Lyric discussion by imaginaryordinary 

I first heard this song while taking a cross country road trip through South Africa and since then I have been able to think of nothing else while listening to this song.

It was one of those beautiful contemplative days, with the bright blue sky stretching endlessly across green pasture, marked by the occasional colorful mud round house, usually surrounded by vinyards, or pastures with goats and sheep. Very appropriate scenery for listening to Iron and Wine. I started thinking about the stories of the women living in the round houses and this is the story I came up with to accompany the song:

All of this is sung from the point of view of her husband, who only gets to see his family once a year because he has taken a job in the city.

She was born as a servant to a wealthy white land owner during apartheid. During the youth uprisings of the 1970s, she and some other radical youth from the African National Congress (including the husband) burned the landowners estate, but she felt great remorse for it afterward (and she chose a yard to burn, but the ground remembers her)

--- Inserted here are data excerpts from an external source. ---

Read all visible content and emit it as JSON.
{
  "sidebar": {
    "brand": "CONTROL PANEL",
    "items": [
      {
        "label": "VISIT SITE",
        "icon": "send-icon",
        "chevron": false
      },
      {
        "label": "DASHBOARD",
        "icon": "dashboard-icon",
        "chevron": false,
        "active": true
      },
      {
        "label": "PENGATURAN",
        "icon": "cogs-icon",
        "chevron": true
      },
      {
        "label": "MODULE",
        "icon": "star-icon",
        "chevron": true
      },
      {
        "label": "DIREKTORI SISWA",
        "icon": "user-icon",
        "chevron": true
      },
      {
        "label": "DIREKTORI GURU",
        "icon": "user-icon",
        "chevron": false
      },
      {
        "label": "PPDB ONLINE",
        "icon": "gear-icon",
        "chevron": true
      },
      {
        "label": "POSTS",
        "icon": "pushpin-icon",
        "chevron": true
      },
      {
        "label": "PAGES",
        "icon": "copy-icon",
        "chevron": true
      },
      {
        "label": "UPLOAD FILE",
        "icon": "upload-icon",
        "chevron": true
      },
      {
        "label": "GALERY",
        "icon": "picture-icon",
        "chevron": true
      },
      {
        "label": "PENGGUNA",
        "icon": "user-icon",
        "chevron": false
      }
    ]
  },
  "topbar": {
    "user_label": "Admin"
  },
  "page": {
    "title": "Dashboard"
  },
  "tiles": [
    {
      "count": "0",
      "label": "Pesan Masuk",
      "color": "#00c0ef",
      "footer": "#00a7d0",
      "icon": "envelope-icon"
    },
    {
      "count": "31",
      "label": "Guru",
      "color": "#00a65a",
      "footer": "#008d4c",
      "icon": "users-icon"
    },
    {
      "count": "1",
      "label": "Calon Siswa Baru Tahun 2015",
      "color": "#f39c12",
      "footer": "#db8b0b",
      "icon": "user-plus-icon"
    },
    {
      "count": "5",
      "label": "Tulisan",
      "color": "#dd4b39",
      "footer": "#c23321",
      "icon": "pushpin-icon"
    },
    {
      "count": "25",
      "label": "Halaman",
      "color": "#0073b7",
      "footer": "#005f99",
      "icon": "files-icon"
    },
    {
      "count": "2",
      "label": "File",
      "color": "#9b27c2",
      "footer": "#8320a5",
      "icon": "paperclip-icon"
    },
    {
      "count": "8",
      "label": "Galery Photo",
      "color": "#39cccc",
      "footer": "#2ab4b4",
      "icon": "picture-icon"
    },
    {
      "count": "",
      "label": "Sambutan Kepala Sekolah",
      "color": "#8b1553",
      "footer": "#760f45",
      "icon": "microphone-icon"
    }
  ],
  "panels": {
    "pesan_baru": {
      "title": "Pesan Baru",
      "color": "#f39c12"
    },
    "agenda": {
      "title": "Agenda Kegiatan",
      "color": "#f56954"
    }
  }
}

Despite the fevor of their youth, she has been forced to settle down to a traditional, quiet life. Like most of the other women, she only gets to see her husband once a year, but she chooses to stay in the country and dedicate her life to raising children.

She is devoutly christian, as many South Africans are, (and she's chosen to believe in the hymns her mother sings) and uses her faith to comfort her through her dissapointment in life.

She was hoping that at least one of her children would stay with her to comfort her in her old age, but all of them get scholarships to the university with the fall of apartheid and leave her alone. To comfort herself, she takes a lover. (lost her wedding ring)

The last two verses are her husband lamenting that she cannot be near him. He has no remorse over the fact that she has taken a lover, because he has taken lovers as well, but he still pines for the quiet, intimate country life that he cannot have, and curses the capitalist system that prevents poor Africans from building lifelong intimate relationships with their families.

When the line "there are names across the sea" came up, it gave me chills. I live in America, and South Africa is about as far as you can possibly get from the United States. But I am sure that this has been the life story for so many African women, and I was glad that this song could connect me to them, even if I will never know their names.